PALSAR tropical forest cover mapping, mosaicing and validation, Case study Borneo
Dirk Hoekman(1), Marcela Quinones(2), Rob Verhoeven(2), Martin Vissers(2), Vincent Schut(2) and Niels Wielaard(2)
(1) Wageningen University, Droevendaalsesteeg 4, 6708PB Wageningen, Netherlands
(2) SarVision, Agro Business Park 10, 6708PW Wageningen, Netherlands
The production of spatially detailed maps of (very) large areas, and time series of these maps, requires dedicated processing approaches.
PALSAR data collection is done in partly overlapping strips or swaths. Since one complete observation cycle of the ALOS satellite is 46 days, adjacent strips, typically, feature differences in acquisition time of several days or weeks. Because of rainfall events, flooding dynamics and incidence angle effects, mosaicing of the backscatter data is tedious. The best approach (which is discussed in this paper) is to make pre-classifications strip by strip and mosaic the strips during the final stage of the classification process.
Another challenge is related to the very large volume of the data and, consequently, the need to use computer time in a very efficient way. This problem will be approached by statistical analysis of the data (before classification) to derive appropriate (radar) legends (for each strip) in a highly automated way. In the final mapping stage the legend is made compliant with user needs (based on radar legends of individual strips).

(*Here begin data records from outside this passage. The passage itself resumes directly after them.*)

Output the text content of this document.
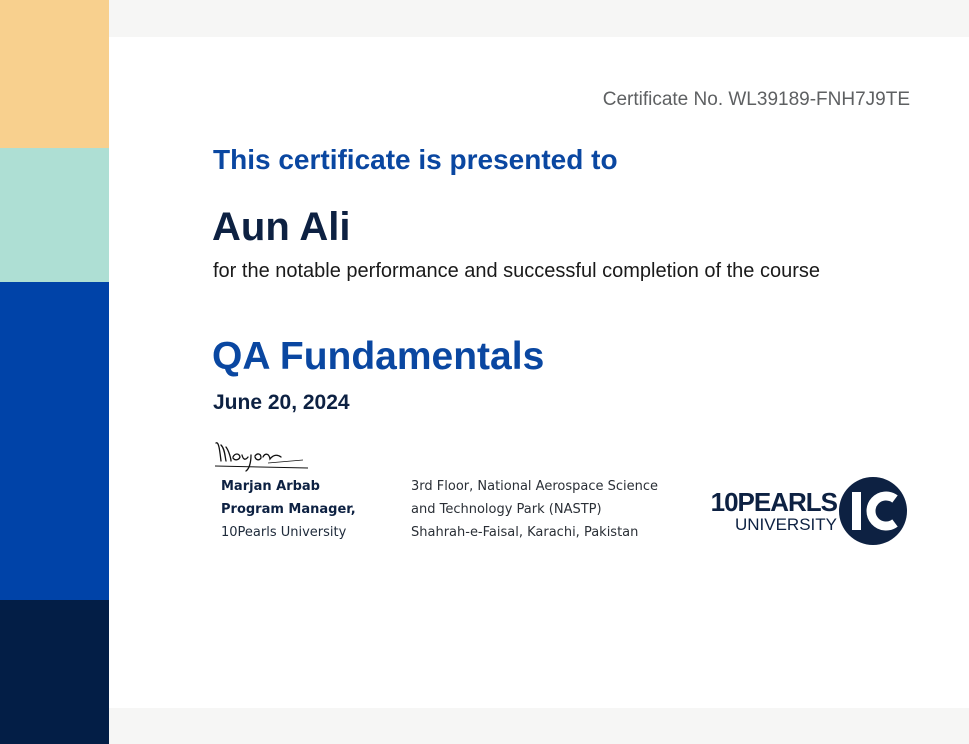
Certificate No. WL39189-FNH7J9TE
This certificate is presented to
Aun Ali
for the notable performance and successful completion of the course
QA Fundamentals
June 20, 2024
Marjan Arbab
Program Manager,
10Pearls University
3rd Floor, National Aerospace Science
and Technology Park (NASTP)
Shahrah-e-Faisal, Karachi, Pakistan
10PEARLS
UNIVERSITY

This paper shows how mixture modelling and Markov Random Field classification can be utilised for (seamless) mosaicing. New tools are discussed to automate statistical cluster matching between series of adjacent strips. One of the new tools utilises polarimetric data sampling and a new polarimetric decomposition approach.
Validation is done with large ground data sets and other reference sets spread over Borneo. The final maps (based on the 2007 FBS and FBD strips) feature high accuracy, large thematic detail with a fair number of forest classes and other land cover classes, and compliance with LCCS and IPCC guidelines. These maps may be of key interest to develop REDD for the humid tropics.